The Snowball team takes the security of our application and our users' data seriously. As an offline-first habit tracker built with Tauri and React, our primary security philosophy revolves around local data ownership and minimizing external attack vectors.
We actively maintain and provide security updates for the following versions of Snowball:
| Version | Supported |
|---|---|
| > 7.0.x | ✅ |
| < 7.0.0 | ❌ |
Note: Since Snowball heavily relies on the system's native WebView (via Tauri) and the Rust toolchain, we strongly recommend users keep their host operating systems updated to receive the latest WebView security patches.
Snowball leverages the Tauri framework, which provides several out-of-the-box security guarantees compared to traditional desktop wrappers:
- No Bundled Server: We do not bundle a Node.js runtime.
- Strict IPC (Inter-Process Communication): All communication between the React frontend and the Rust backend is strictly typed and routed through explicitly allowed Tauri commands.
- Capability Restrictions: File system access, shell execution, and network requests are strictly scoped in our
tauri.conf.json. The app only has access to the specific local directories required to store your habit data. - Offline-First: Your data is yours. Snowball does not send telemetry, user habits, or analytics to external servers.
If you discover a security vulnerability within Snowball, please do not open a public GitHub issue.
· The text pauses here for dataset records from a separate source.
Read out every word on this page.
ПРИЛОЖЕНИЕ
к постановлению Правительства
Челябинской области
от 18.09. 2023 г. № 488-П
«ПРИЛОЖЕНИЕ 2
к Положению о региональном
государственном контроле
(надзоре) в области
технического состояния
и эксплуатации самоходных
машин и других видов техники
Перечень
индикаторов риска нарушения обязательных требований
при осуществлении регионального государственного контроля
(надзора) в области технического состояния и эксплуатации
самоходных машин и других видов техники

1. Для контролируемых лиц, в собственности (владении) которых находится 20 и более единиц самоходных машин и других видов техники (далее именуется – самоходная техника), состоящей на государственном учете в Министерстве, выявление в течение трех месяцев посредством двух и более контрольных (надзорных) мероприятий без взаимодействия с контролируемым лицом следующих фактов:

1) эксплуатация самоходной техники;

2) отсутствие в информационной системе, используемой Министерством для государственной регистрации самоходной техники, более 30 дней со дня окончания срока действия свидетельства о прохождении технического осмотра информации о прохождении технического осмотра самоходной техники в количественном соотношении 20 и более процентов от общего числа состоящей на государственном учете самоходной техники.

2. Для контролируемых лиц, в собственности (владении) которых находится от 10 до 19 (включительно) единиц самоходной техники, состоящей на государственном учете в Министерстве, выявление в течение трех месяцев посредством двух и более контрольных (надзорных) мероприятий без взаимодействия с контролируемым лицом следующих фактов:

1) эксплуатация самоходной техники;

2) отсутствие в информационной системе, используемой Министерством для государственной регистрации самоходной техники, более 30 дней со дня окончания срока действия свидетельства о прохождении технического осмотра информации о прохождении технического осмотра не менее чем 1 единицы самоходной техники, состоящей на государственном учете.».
We ask that you practice responsible disclosure.
Please report the vulnerability by reaching out via email: JustHorrid12@gmail.com
To help us triage and resolve the issue quickly, please include:
- Type of issue: (e.g., IPC bypass, arbitrary file write, XSS).
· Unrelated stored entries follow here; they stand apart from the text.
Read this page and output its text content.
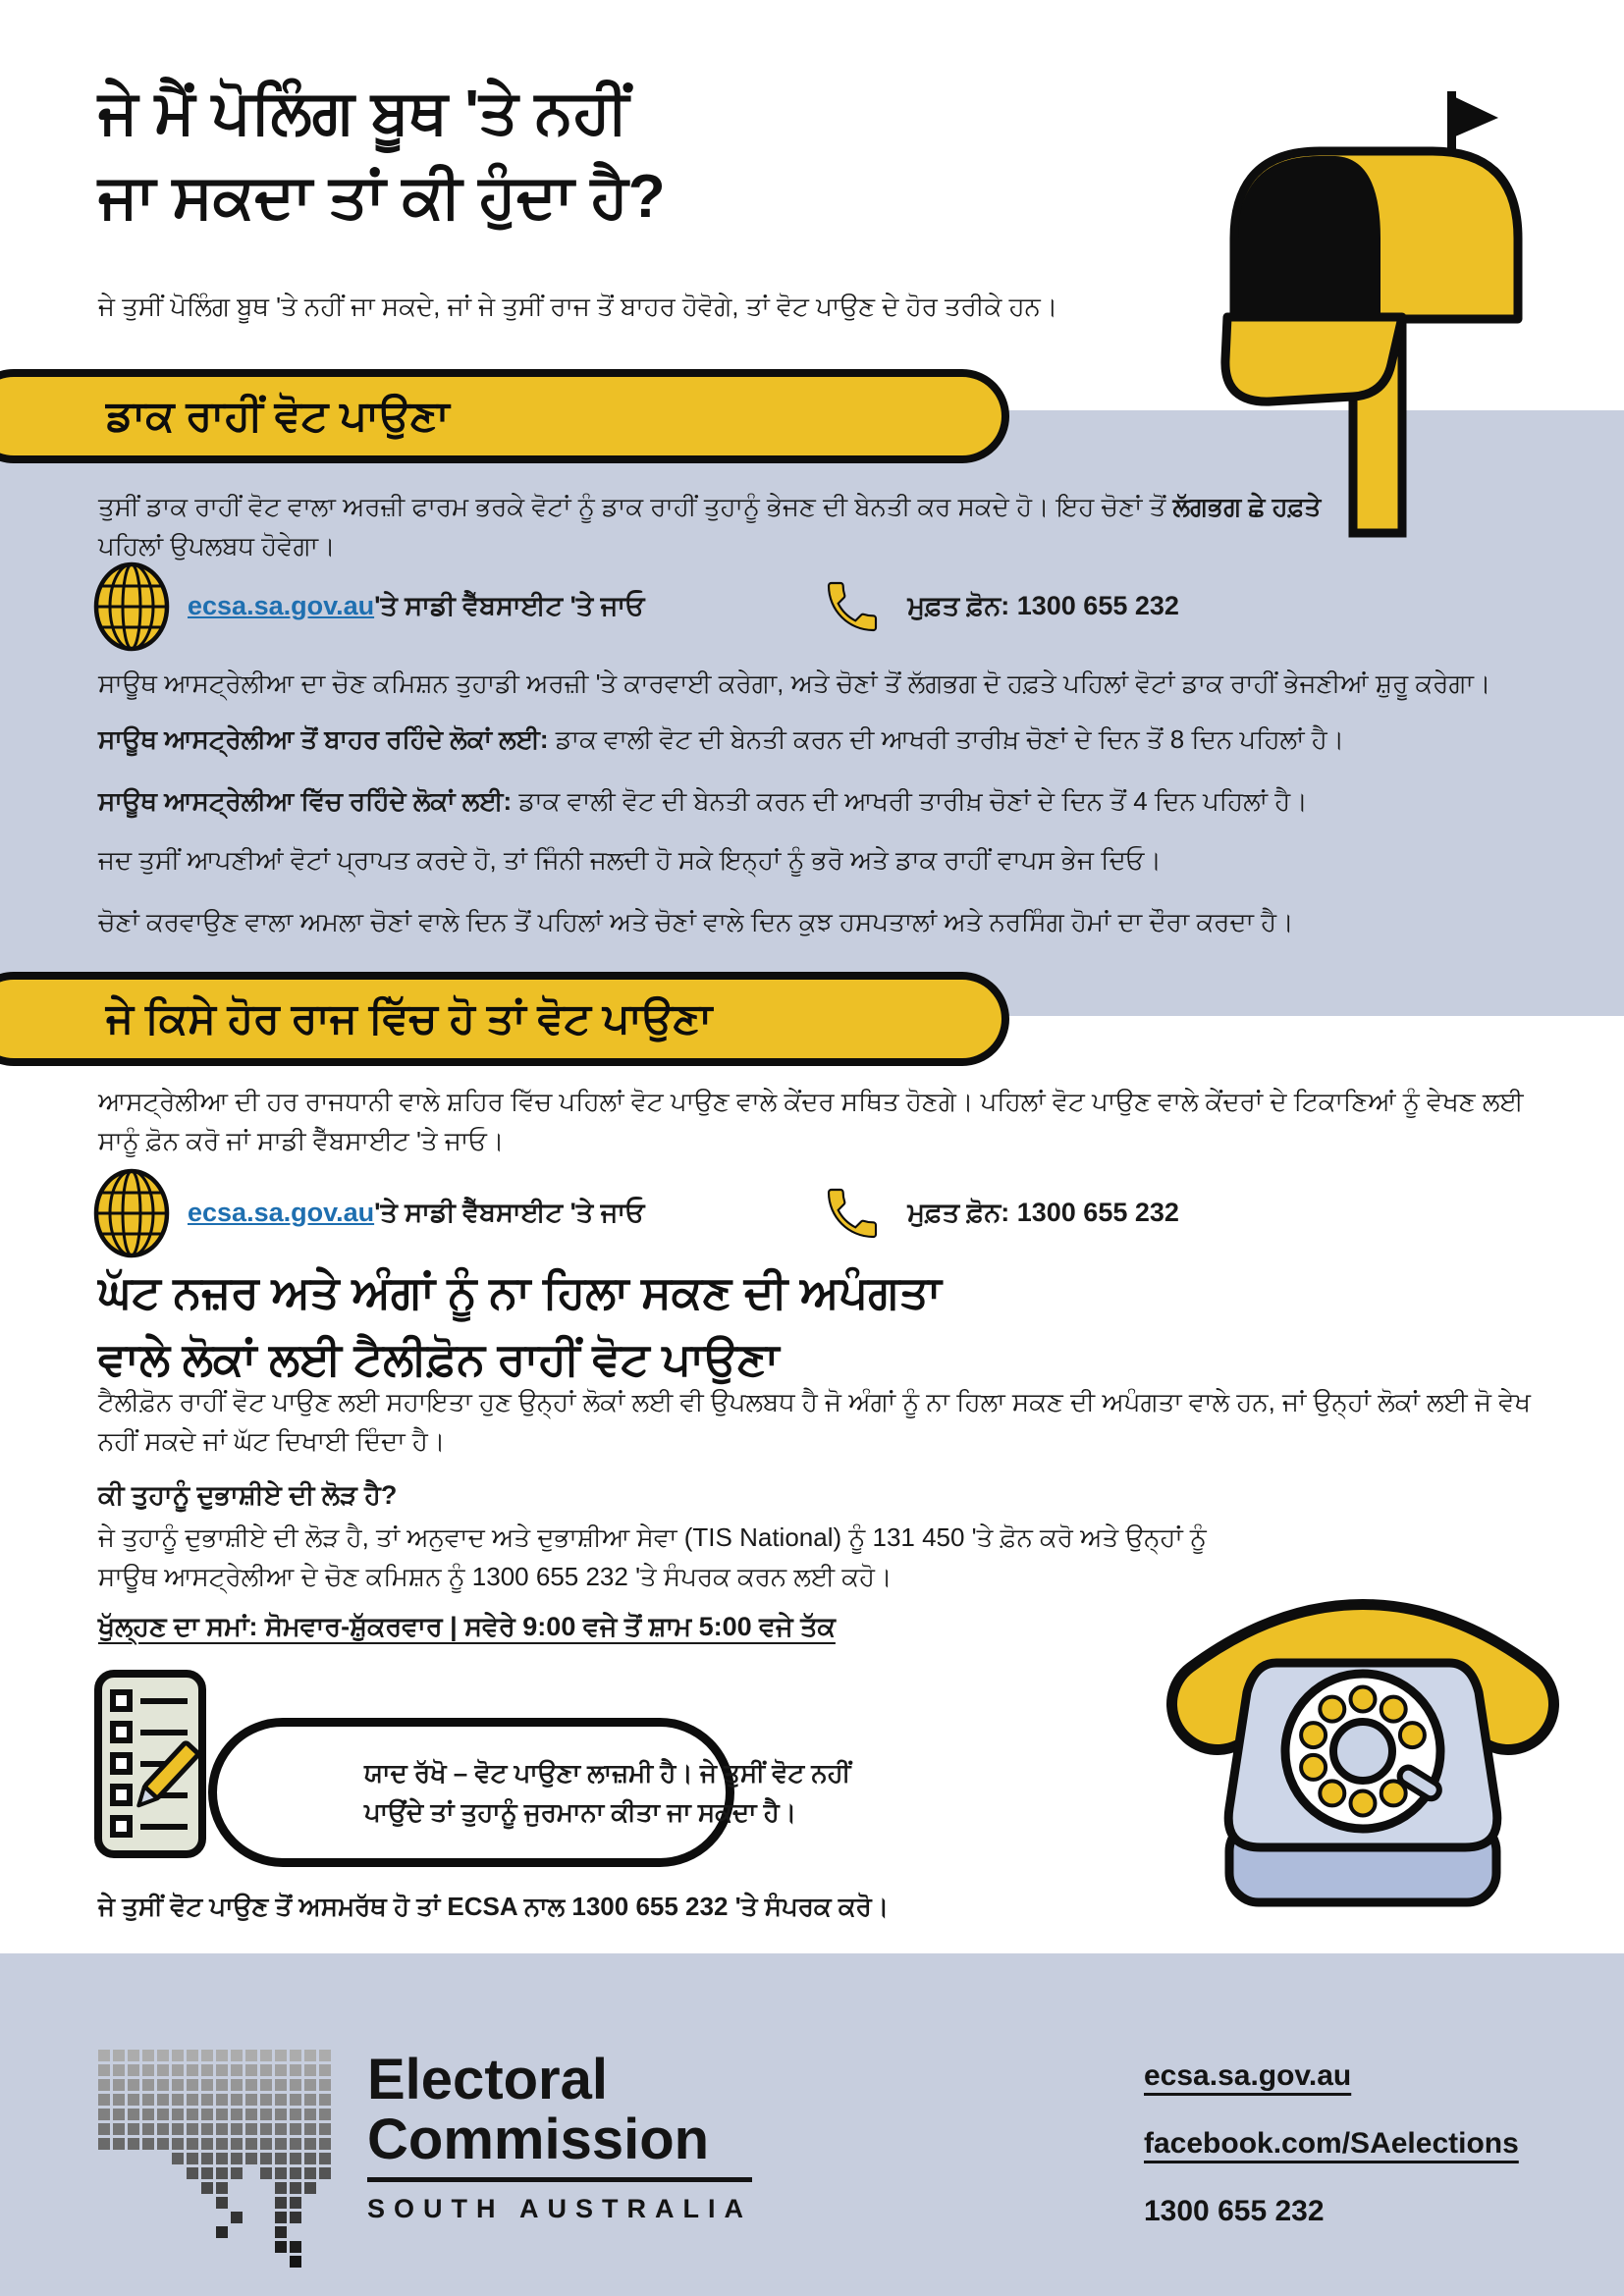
ਜੇ ਮੈਂ ਪੋਲਿੰਗ ਬੂਥ 'ਤੇ ਨਹੀਂ
ਜਾ ਸਕਦਾ ਤਾਂ ਕੀ ਹੁੰਦਾ ਹੈ?
ਜੇ ਤੁਸੀਂ ਪੋਲਿੰਗ ਬੂਥ 'ਤੇ ਨਹੀਂ ਜਾ ਸਕਦੇ, ਜਾਂ ਜੇ ਤੁਸੀਂ ਰਾਜ ਤੋਂ ਬਾਹਰ ਹੋਵੋਗੇ, ਤਾਂ ਵੋਟ ਪਾਉਣ ਦੇ ਹੋਰ ਤਰੀਕੇ ਹਨ।
ਡਾਕ ਰਾਹੀਂ ਵੋਟ ਪਾਉਣਾ
ਤੁਸੀਂ ਡਾਕ ਰਾਹੀਂ ਵੋਟ ਵਾਲਾ ਅਰਜ਼ੀ ਫਾਰਮ ਭਰਕੇ ਵੋਟਾਂ ਨੂੰ ਡਾਕ ਰਾਹੀਂ ਤੁਹਾਨੂੰ ਭੇਜਣ ਦੀ ਬੇਨਤੀ ਕਰ ਸਕਦੇ ਹੋ। ਇਹ ਚੋਣਾਂ ਤੋਂ ਲੱਗਭਗ ਛੇ ਹਫ਼ਤੇ ਪਹਿਲਾਂ ਉਪਲਬਧ ਹੋਵੇਗਾ।
ecsa.sa.gov.au'ਤੇ ਸਾਡੀ ਵੈੱਬਸਾਈਟ 'ਤੇ ਜਾਓ	ਮੁਫ਼ਤ ਫ਼ੋਨ: 1300 655 232
ਸਾਊਥ ਆਸਟ੍ਰੇਲੀਆ ਦਾ ਚੋਣ ਕਮਿਸ਼ਨ ਤੁਹਾਡੀ ਅਰਜ਼ੀ 'ਤੇ ਕਾਰਵਾਈ ਕਰੇਗਾ, ਅਤੇ ਚੋਣਾਂ ਤੋਂ ਲੱਗਭਗ ਦੋ ਹਫ਼ਤੇ ਪਹਿਲਾਂ ਵੋਟਾਂ ਡਾਕ ਰਾਹੀਂ ਭੇਜਣੀਆਂ ਸ਼ੁਰੂ ਕਰੇਗਾ।
ਸਾਊਥ ਆਸਟ੍ਰੇਲੀਆ ਤੋਂ ਬਾਹਰ ਰਹਿੰਦੇ ਲੋਕਾਂ ਲਈ: ਡਾਕ ਵਾਲੀ ਵੋਟ ਦੀ ਬੇਨਤੀ ਕਰਨ ਦੀ ਆਖਰੀ ਤਾਰੀਖ਼ ਚੋਣਾਂ ਦੇ ਦਿਨ ਤੋਂ 8 ਦਿਨ ਪਹਿਲਾਂ ਹੈ।
ਸਾਊਥ ਆਸਟ੍ਰੇਲੀਆ ਵਿੱਚ ਰਹਿੰਦੇ ਲੋਕਾਂ ਲਈ: ਡਾਕ ਵਾਲੀ ਵੋਟ ਦੀ ਬੇਨਤੀ ਕਰਨ ਦੀ ਆਖਰੀ ਤਾਰੀਖ਼ ਚੋਣਾਂ ਦੇ ਦਿਨ ਤੋਂ 4 ਦਿਨ ਪਹਿਲਾਂ ਹੈ।
ਜਦ ਤੁਸੀਂ ਆਪਣੀਆਂ ਵੋਟਾਂ ਪ੍ਰਾਪਤ ਕਰਦੇ ਹੋ, ਤਾਂ ਜਿੰਨੀ ਜਲਦੀ ਹੋ ਸਕੇ ਇਨ੍ਹਾਂ ਨੂੰ ਭਰੋ ਅਤੇ ਡਾਕ ਰਾਹੀਂ ਵਾਪਸ ਭੇਜ ਦਿਓ।
ਚੋਣਾਂ ਕਰਵਾਉਣ ਵਾਲਾ ਅਮਲਾ ਚੋਣਾਂ ਵਾਲੇ ਦਿਨ ਤੋਂ ਪਹਿਲਾਂ ਅਤੇ ਚੋਣਾਂ ਵਾਲੇ ਦਿਨ ਕੁਝ ਹਸਪਤਾਲਾਂ ਅਤੇ ਨਰਸਿੰਗ ਹੋਮਾਂ ਦਾ ਦੌਰਾ ਕਰਦਾ ਹੈ।
ਜੇ ਕਿਸੇ ਹੋਰ ਰਾਜ ਵਿੱਚ ਹੋ ਤਾਂ ਵੋਟ ਪਾਉਣਾ
ਆਸਟ੍ਰੇਲੀਆ ਦੀ ਹਰ ਰਾਜਧਾਨੀ ਵਾਲੇ ਸ਼ਹਿਰ ਵਿੱਚ ਪਹਿਲਾਂ ਵੋਟ ਪਾਉਣ ਵਾਲੇ ਕੇਂਦਰ ਸਥਿਤ ਹੋਣਗੇ। ਪਹਿਲਾਂ ਵੋਟ ਪਾਉਣ ਵਾਲੇ ਕੇਂਦਰਾਂ ਦੇ ਟਿਕਾਣਿਆਂ ਨੂੰ ਵੇਖਣ ਲਈ ਸਾਨੂੰ ਫ਼ੋਨ ਕਰੋ ਜਾਂ ਸਾਡੀ ਵੈੱਬਸਾਈਟ 'ਤੇ ਜਾਓ।
ecsa.sa.gov.au'ਤੇ ਸਾਡੀ ਵੈੱਬਸਾਈਟ 'ਤੇ ਜਾਓ	ਮੁਫ਼ਤ ਫ਼ੋਨ: 1300 655 232
ਘੱਟ ਨਜ਼ਰ ਅਤੇ ਅੰਗਾਂ ਨੂੰ ਨਾ ਹਿਲਾ ਸਕਣ ਦੀ ਅਪੰਗਤਾ
ਵਾਲੇ ਲੋਕਾਂ ਲਈ ਟੈਲੀਫ਼ੋਨ ਰਾਹੀਂ ਵੋਟ ਪਾਉਣਾ
ਟੈਲੀਫ਼ੋਨ ਰਾਹੀਂ ਵੋਟ ਪਾਉਣ ਲਈ ਸਹਾਇਤਾ ਹੁਣ ਉਨ੍ਹਾਂ ਲੋਕਾਂ ਲਈ ਵੀ ਉਪਲਬਧ ਹੈ ਜੋ ਅੰਗਾਂ ਨੂੰ ਨਾ ਹਿਲਾ ਸਕਣ ਦੀ ਅਪੰਗਤਾ ਵਾਲੇ ਹਨ, ਜਾਂ ਉਨ੍ਹਾਂ ਲੋਕਾਂ ਲਈ ਜੋ ਵੇਖ ਨਹੀਂ ਸਕਦੇ ਜਾਂ ਘੱਟ ਦਿਖਾਈ ਦਿੰਦਾ ਹੈ।
ਕੀ ਤੁਹਾਨੂੰ ਦੁਭਾਸ਼ੀਏ ਦੀ ਲੋੜ ਹੈ?
ਜੇ ਤੁਹਾਨੂੰ ਦੁਭਾਸ਼ੀਏ ਦੀ ਲੋੜ ਹੈ, ਤਾਂ ਅਨੁਵਾਦ ਅਤੇ ਦੁਭਾਸ਼ੀਆ ਸੇਵਾ (TIS National) ਨੂੰ 131 450 'ਤੇ ਫ਼ੋਨ ਕਰੋ ਅਤੇ ਉਨ੍ਹਾਂ ਨੂੰ ਸਾਊਥ ਆਸਟ੍ਰੇਲੀਆ ਦੇ ਚੋਣ ਕਮਿਸ਼ਨ ਨੂੰ 1300 655 232 'ਤੇ ਸੰਪਰਕ ਕਰਨ ਲਈ ਕਹੋ।
ਖੁੱਲ੍ਹਣ ਦਾ ਸਮਾਂ: ਸੋਮਵਾਰ-ਸ਼ੁੱਕਰਵਾਰ | ਸਵੇਰੇ 9:00 ਵਜੇ ਤੋਂ ਸ਼ਾਮ 5:00 ਵਜੇ ਤੱਕ
ਯਾਦ ਰੱਖੋ – ਵੋਟ ਪਾਉਣਾ ਲਾਜ਼ਮੀ ਹੈ। ਜੇ ਤੁਸੀਂ ਵੋਟ ਨਹੀਂ
ਪਾਉਂਦੇ ਤਾਂ ਤੁਹਾਨੂੰ ਜੁਰਮਾਨਾ ਕੀਤਾ ਜਾ ਸਕਦਾ ਹੈ।
ਜੇ ਤੁਸੀਂ ਵੋਟ ਪਾਉਣ ਤੋਂ ਅਸਮਰੱਥ ਹੋ ਤਾਂ ECSA ਨਾਲ 1300 655 232 'ਤੇ ਸੰਪਰਕ ਕਰੋ।
Electoral
Commission
SOUTH AUSTRALIA
ecsa.sa.gov.au
facebook.com/SAelections
1300 655 232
- Location: The specific file, component, or Rust command where the vulnerability exists.
- Reproduction Steps: Step-by-step instructions on how to reproduce the exploit.
- Impact: What an attacker could achieve by exploiting this.
- Proof of Concept (PoC): Any code or screenshots demonstrating the exploit.
- We will acknowledge receipt of your vulnerability report within 48 hours.
- We will triage the report and verify the vulnerability within 1 week.
- Once verified, we will work on patching the issue and releasing a hotfix.
We believe in the open-source community. Once a vulnerability is reported and patched, we will publish a security advisory on GitHub, explicitly crediting you (if you choose to be credited) for the discovery.
Please refrain from publicly discussing the vulnerability or sharing the exploit code until the patch has been released and users have been given a reasonable amount of time to update their software.
Thank you for helping keep Snowball secure!